Any one with any experience with the gavita 1000de? They are all about par output with a double ended bulb that is supposed to last for years. I contacted gavita and they recommend 4000 btu of cooling per 1000w. Any input?
 

DrFever

Active member
Veteran
? huh? it does mean something...because at 100 watts per square foot im getting 800 grams per square meter, you can't do that with this plant at 65w per square foot...and it has nothing to do with his question...im getting really annoyed at you making everything personal, these are forums, if you post wrong info people correct you, that's how it works, you don't form a grudge, follow my grow, and misquote/misrepresent the facts of it in your little "examples".

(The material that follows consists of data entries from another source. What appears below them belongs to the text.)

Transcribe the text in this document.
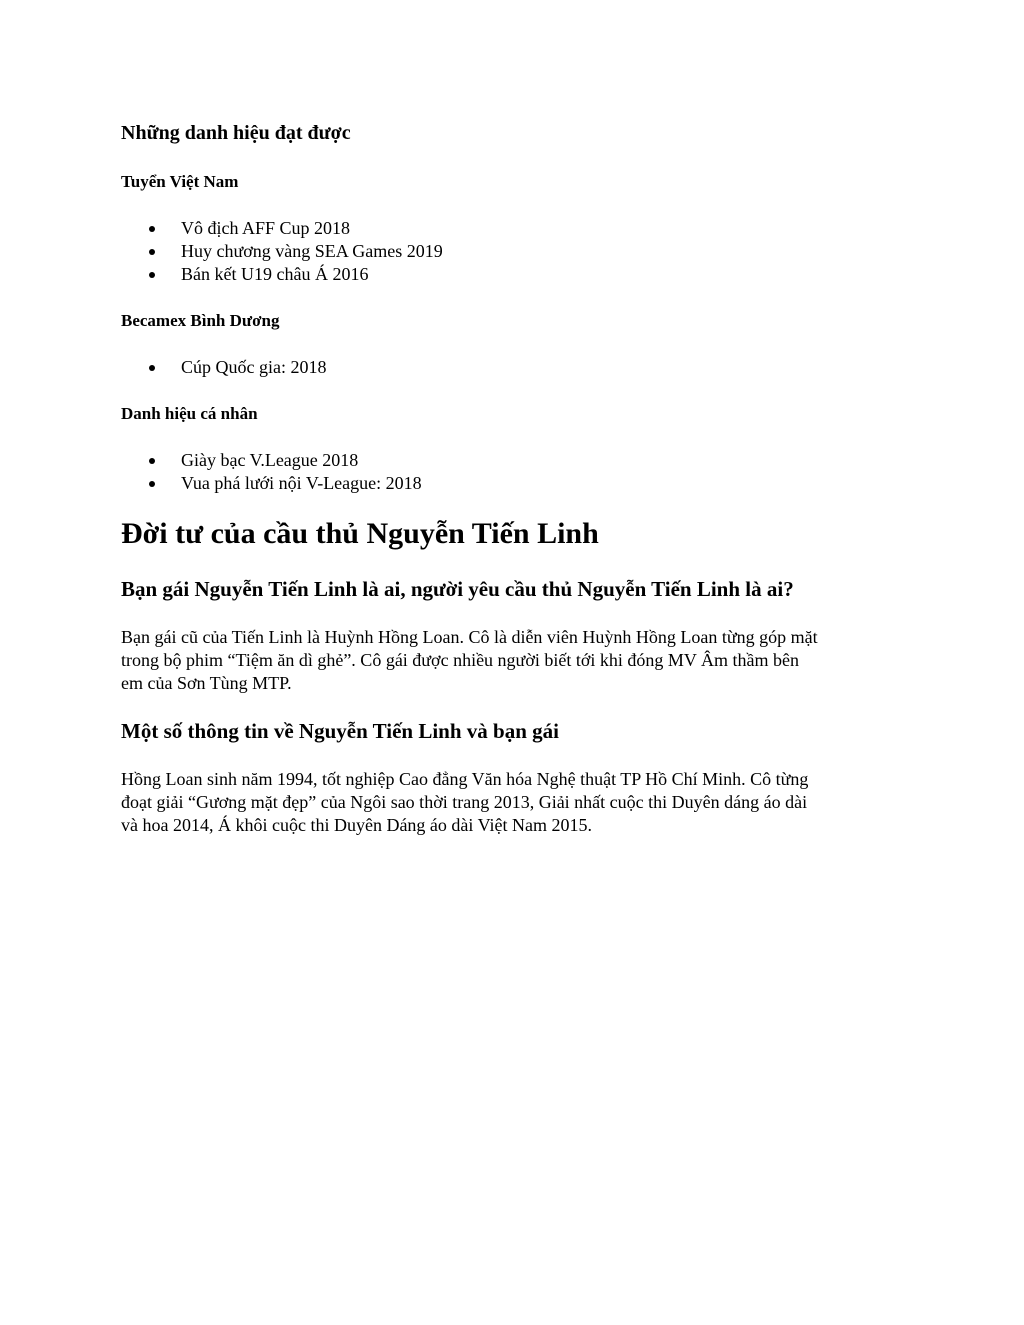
Những danh hiệu đạt được
Tuyển Việt Nam
Vô địch AFF Cup 2018
Huy chương vàng SEA Games 2019
Bán kết U19 châu Á 2016
Becamex Bình Dương
Cúp Quốc gia: 2018
Danh hiệu cá nhân
Giày bạc V.League 2018
Vua phá lưới nội V-League: 2018
Đời tư của cầu thủ Nguyễn Tiến Linh
Bạn gái Nguyễn Tiến Linh là ai, người yêu cầu thủ Nguyễn Tiến Linh là ai?

Bạn gái cũ của Tiến Linh là Huỳnh Hồng Loan. Cô là diễn viên Huỳnh Hồng Loan từng góp mặt
trong bộ phim “Tiệm ăn dì ghẻ”. Cô gái được nhiều người biết tới khi đóng MV Âm thầm bên
em của Sơn Tùng MTP.

Một số thông tin về Nguyễn Tiến Linh và bạn gái

Hồng Loan sinh năm 1994, tốt nghiệp Cao đẳng Văn hóa Nghệ thuật TP Hồ Chí Minh. Cô từng
đoạt giải “Gương mặt đẹp” của Ngôi sao thời trang 2013, Giải nhất cuộc thi Duyên dáng áo dài
và hoa 2014, Á khôi cuộc thi Duyên Dáng áo dài Việt Nam 2015.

either way this is irrelevant, i don't know why you think it's so fun to contradict me constantly but my info IS correct and comes from science, not your backwards reasoning, not only that it's common frickin knowledge and i can cite a million frickin sources if i have too...in fact i check my work whenever i am contradicted, something you obviously didn't do, and i apologize and correct myself, because it's important to me to know the true facts, whether i am initially right or wrong...ive been doing this for a long, long time though and i like to think i am right a lot more than i am wrong.

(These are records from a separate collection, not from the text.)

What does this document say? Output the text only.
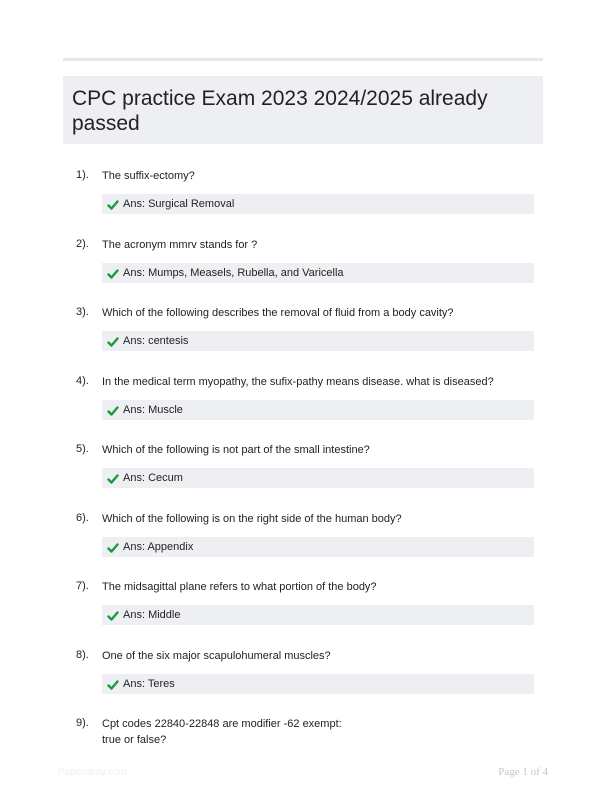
CPC practice Exam 2023 2024/2025 already passed
1). The suffix-ectomy?
Ans: Surgical Removal
2). The acronym mmrv stands for ?
Ans: Mumps, Measels, Rubella, and Varicella
3). Which of the following describes the removal of fluid from a body cavity?
Ans: centesis
4). In the medical term myopathy, the sufix-pathy means disease. what is diseased?
Ans: Muscle
5). Which of the following is not part of the small intestine?
Ans: Cecum
6). Which of the following is on the right side of the human body?
Ans: Appendix
7). The midsagittal plane refers to what portion of the body?
Ans: Middle
8). One of the six major scapulohumeral muscles?
Ans: Teres
9). Cpt codes 22840-22848 are modifier -62 exempt:
true or false?
Papersbay.com	Page 1 of 4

but it is, as i said, common knowledge...so i really shouldn't have too, you should do some reading before you go out of your way to try and discredit me for no reason...id prefer to not get into a pointless argument over stuff everybody already knows...if you don't believe me do some reading but im done arguing with you about every single subject on this site because you need to feel superior...
so in essence your saying your 400 watt @ 100 watts per Sq foot will out perform a 1000 watt ??? i am not making it personal and have no grudge lmao but lets be serious here
i just harvested 1000 plants 800 pounds wet gave me 200 pounds dry Out door i can guarntee you your not pulling them numbers so you claim that is total BS 800 grams dry ????
from 430 watts let say you did hahahaha your telling us your chopping 3200 grams wet BS being all serious now hey just for you i placed 72 clones in more or less same set up but under 1000 watts on its own as well c02 from what your saying i should pull 8000 grams wet from this ??? 1.5 foot by 3 feet = 222.2 watts per and specially from a clone ??? We will see

here is 3700 grams wet covering 36 x 72 door screen 2 lbs dry and your saying your pulling 800 grams from 36 clones to 12 /12
i will also mark the scrog table presently in flower and when i chop i will cut all buds in same area as you have and we will also see the weight comparison today is first day 12 /12 on all
 

Rolldaddy

Member
Question

If you are running several lights in a room and the hoods are only a few inches from each other, should the lights be kept further from the plants to keep them from frying?